Arm Exercises
Incline Bench Curls
Muscles worked
Biceps and other elbow flexors
Bench position
Inclined to 45 degrees
Success tips
•Keep tension on the biceps throughout the movement, don’t allow the arm to go to full extension.
•Keep your wrist straight.
•Keep your chest lifted, trunk muscles tight and maintain a very slight arch in your lower back.
START
START
•Grab the dumbbells and sit on the inclined bench and place your feet flat on the floor directly under your knees.
•Hold the dumbbell with a slight bend at the elbow maintaining tension on the biceps.
•Maintain a good spinal alignment with the chest lifted and the abs tight.
FINISH
ACTION
•Curl the forearms toward the upper arm, keeping your upper arm and shoulder blade completely still.

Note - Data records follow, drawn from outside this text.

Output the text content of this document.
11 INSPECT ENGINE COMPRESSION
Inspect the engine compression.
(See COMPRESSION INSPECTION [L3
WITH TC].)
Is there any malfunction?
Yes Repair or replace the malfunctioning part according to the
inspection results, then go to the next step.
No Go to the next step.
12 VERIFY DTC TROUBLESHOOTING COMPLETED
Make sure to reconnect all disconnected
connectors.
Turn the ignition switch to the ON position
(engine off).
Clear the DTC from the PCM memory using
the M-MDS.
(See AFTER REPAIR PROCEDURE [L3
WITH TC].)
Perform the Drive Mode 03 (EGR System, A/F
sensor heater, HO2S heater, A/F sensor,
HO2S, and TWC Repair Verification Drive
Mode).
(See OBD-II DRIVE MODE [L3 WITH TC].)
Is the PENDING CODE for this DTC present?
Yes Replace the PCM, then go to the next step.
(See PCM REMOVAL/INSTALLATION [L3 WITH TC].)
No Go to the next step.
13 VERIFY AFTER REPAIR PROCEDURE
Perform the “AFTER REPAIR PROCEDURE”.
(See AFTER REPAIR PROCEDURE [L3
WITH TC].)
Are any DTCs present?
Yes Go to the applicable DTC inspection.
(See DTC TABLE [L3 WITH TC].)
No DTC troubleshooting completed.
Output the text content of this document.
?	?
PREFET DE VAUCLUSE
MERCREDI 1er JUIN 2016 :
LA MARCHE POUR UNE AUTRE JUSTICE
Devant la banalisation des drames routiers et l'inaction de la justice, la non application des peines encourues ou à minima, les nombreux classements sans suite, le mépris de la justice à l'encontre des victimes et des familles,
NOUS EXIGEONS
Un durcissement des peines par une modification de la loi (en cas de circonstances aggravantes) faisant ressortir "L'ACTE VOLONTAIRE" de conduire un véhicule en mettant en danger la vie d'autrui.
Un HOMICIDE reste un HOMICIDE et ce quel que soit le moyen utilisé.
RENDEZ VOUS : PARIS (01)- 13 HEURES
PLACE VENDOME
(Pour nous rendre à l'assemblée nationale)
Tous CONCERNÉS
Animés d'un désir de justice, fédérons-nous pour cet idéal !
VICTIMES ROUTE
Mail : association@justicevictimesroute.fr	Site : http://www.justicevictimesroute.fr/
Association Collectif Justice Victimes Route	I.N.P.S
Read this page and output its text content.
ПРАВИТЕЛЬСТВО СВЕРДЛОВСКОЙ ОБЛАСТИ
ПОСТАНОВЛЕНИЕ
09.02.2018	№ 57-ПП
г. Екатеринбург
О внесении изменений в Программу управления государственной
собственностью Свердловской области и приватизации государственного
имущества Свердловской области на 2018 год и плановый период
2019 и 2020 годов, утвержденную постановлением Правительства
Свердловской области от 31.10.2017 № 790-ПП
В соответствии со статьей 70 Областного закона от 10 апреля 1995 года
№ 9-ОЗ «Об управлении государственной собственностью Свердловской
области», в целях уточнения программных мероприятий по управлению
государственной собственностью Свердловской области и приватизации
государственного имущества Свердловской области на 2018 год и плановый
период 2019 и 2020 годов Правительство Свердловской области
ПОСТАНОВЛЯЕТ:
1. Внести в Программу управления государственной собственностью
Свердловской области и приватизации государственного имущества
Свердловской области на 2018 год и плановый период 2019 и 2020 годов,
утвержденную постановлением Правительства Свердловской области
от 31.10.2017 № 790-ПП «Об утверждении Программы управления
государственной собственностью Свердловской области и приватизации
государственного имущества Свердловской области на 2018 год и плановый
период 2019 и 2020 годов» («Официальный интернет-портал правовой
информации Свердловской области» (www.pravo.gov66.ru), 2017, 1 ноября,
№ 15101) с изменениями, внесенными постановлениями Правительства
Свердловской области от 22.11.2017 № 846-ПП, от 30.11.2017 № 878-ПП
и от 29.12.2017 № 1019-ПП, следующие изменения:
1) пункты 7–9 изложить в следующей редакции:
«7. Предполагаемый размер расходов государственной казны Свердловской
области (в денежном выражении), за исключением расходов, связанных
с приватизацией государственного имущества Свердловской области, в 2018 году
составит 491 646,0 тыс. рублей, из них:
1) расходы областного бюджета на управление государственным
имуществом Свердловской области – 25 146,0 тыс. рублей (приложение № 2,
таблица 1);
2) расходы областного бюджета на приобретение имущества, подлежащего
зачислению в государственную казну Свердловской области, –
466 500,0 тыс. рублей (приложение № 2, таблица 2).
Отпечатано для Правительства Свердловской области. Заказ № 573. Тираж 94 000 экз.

•Slowly return to the starting position without relaxing the biceps.
Scott Curls — Standing Concentration Curls
Muscles worked
Biceps and other elbow flexors
Bench position
Inclined to 60 degrees
Success tips
•Do not rock the upper body while bending the elbow.
•Keep your wrist straight.
•Keep your chest lifted, trunk muscles tight and maintain a very slight arch in your lower back.
•Stop the arm motion at the top of the movement slightly before your arm is straight up.
•Keep feet slightly wider than shoulder width.
20
START
START
•Grab the dumbbell and rest the back of your upper arm against the upper portion of the bench pad.
•The arm holding the dumbbell should be slightly bent maintaining tension on the biceps.
•Place the other arm between the bench and the upper arm.
•Maintain a good spinal alignment.
FINISH
ACTION
•Curl the forearm toward the upper arm, keeping your upper arm and shoulder blade completely still.
•Slowly return to the starting position without relaxing the biceps.